3. grup peygamberler
Ne birinci gruptaki peygamberlerde olan hükümranlık ne de ikinci grupta olan züht özelliğine sahiptirler. Bunlarda belli bir özellik olmadığı için isimlerini sonda zikretmiştir. Bu grup da İsmail, Yese' Yunus ve Lut peygamberlerdir[5].
Fahr-i Razi kendi tefsirinde buna yakın bir yorum ortaya koymaktadır.[6] Ama El-Menar'ın açıklama ve yorumu Fahr-i Razi'den daha uygun görülmektedir.[7]
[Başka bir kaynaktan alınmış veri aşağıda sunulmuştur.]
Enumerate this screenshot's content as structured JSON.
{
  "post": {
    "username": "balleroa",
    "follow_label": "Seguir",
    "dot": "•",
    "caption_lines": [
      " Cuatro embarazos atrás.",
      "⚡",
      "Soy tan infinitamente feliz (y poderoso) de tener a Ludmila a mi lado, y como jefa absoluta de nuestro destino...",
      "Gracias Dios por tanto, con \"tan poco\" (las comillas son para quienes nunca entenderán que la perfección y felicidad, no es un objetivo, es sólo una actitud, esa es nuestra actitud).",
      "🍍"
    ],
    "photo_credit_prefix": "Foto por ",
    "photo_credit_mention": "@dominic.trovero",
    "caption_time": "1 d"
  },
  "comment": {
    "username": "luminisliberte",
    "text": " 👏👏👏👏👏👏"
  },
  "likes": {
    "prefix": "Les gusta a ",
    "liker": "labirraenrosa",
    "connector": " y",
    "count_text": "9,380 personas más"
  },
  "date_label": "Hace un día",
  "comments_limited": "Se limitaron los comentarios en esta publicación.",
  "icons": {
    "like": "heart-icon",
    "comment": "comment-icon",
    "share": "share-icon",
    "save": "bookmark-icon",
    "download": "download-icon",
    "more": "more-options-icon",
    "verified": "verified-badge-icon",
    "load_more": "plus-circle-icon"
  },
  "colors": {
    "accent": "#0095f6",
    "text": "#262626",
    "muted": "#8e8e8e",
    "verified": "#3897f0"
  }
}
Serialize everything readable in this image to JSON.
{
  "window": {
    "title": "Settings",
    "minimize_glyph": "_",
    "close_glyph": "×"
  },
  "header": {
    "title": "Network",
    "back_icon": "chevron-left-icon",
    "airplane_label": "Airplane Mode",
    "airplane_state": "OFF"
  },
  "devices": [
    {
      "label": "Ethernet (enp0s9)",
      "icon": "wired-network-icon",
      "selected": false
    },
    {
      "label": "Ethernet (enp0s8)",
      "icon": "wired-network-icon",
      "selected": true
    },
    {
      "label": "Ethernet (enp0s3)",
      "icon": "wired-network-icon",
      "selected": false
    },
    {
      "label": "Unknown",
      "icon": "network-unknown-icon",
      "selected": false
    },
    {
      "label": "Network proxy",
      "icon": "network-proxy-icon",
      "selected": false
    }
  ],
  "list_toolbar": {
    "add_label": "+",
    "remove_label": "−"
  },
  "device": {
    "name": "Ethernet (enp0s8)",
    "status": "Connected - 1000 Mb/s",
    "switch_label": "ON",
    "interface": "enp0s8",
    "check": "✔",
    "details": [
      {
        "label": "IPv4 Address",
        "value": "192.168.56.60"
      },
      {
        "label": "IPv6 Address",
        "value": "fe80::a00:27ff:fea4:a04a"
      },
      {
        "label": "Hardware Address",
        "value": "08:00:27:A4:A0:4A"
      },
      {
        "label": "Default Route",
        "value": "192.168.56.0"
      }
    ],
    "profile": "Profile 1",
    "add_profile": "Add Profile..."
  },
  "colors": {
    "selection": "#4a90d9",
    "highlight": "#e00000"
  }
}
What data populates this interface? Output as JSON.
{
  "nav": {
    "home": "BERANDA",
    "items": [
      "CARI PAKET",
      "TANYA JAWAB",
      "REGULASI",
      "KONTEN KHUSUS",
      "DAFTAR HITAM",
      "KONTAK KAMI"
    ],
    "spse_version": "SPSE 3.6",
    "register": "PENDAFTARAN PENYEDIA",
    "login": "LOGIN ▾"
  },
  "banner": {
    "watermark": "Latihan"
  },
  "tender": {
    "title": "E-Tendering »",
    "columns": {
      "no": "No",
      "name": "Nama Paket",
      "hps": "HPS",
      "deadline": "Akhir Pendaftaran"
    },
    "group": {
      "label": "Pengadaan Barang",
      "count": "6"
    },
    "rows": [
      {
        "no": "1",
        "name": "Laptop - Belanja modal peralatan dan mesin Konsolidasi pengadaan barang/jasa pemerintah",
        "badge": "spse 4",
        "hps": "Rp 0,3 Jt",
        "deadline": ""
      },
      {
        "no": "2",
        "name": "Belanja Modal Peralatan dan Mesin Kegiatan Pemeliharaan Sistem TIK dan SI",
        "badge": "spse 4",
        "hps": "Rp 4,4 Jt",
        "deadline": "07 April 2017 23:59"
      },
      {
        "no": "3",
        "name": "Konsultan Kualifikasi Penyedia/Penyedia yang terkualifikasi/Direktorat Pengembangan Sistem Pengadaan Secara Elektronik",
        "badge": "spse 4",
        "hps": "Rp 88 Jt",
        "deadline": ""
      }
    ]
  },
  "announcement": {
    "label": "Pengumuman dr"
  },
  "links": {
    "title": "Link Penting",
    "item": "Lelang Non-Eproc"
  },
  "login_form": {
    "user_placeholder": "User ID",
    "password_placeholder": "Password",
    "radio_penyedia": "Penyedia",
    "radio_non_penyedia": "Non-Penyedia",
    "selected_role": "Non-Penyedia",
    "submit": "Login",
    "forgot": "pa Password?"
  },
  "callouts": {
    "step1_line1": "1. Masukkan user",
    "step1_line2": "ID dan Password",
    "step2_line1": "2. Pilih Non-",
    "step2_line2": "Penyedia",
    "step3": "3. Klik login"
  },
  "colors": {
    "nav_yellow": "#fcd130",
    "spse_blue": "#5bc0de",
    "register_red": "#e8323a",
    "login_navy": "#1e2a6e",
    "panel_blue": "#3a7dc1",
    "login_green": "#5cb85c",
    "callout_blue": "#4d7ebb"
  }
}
Allame Tabatabi, bu iki tefsirin reddinde şöyle diyor: Bu iki mufessir üçüncü grup peygamberlerde bir özellik olmadığını söylüyor. Bu doğru değildir. Çünkü İsmail de imtihana tabi tutulmak yönünden Eyyub ve Yusuf'tan daha az müptela olmuş değildir. O da kurban kesilmek imtihanına en iyi şekilde sabretti. Hatta Allah Teala bile onun sabrını övmüş ve tabi tutulduğu imtihanın ağrı bir imtihan olduğunu bildirmiş ve şöyle buyurmuştur:
"Biz de ona sabırlı bir erkek çocuğu vermeyi müjdeledik.
Kendisiyle beraber yürüyecek yaşa gelince, (İbrahim,) "Ey yavrucuğum! Ben rüyamda seni kestiğimi görüyorum. Bir bak, sen ne dersin?" dedi. O, "Babacığım! Emredileni yap, Allah'ın izni ile beni sabredenlerden bulacaksın." dedi.
İkisi de teslim olup, onu alnı üzere yere yatırınca,
Biz "Ey İbrahim!" diye seslendik.
Gerçekten rüyayı doğruladın. Biz iyileri işte böyle mükâfatlandırırız.
Kuşkusuz, bu apaçık bir imtihandı.
Büyük bir kurbanlığı ona fidye olarak verdik.
Kendisine, sonrakiler içinde de güzel bir nam bıraktık. [8]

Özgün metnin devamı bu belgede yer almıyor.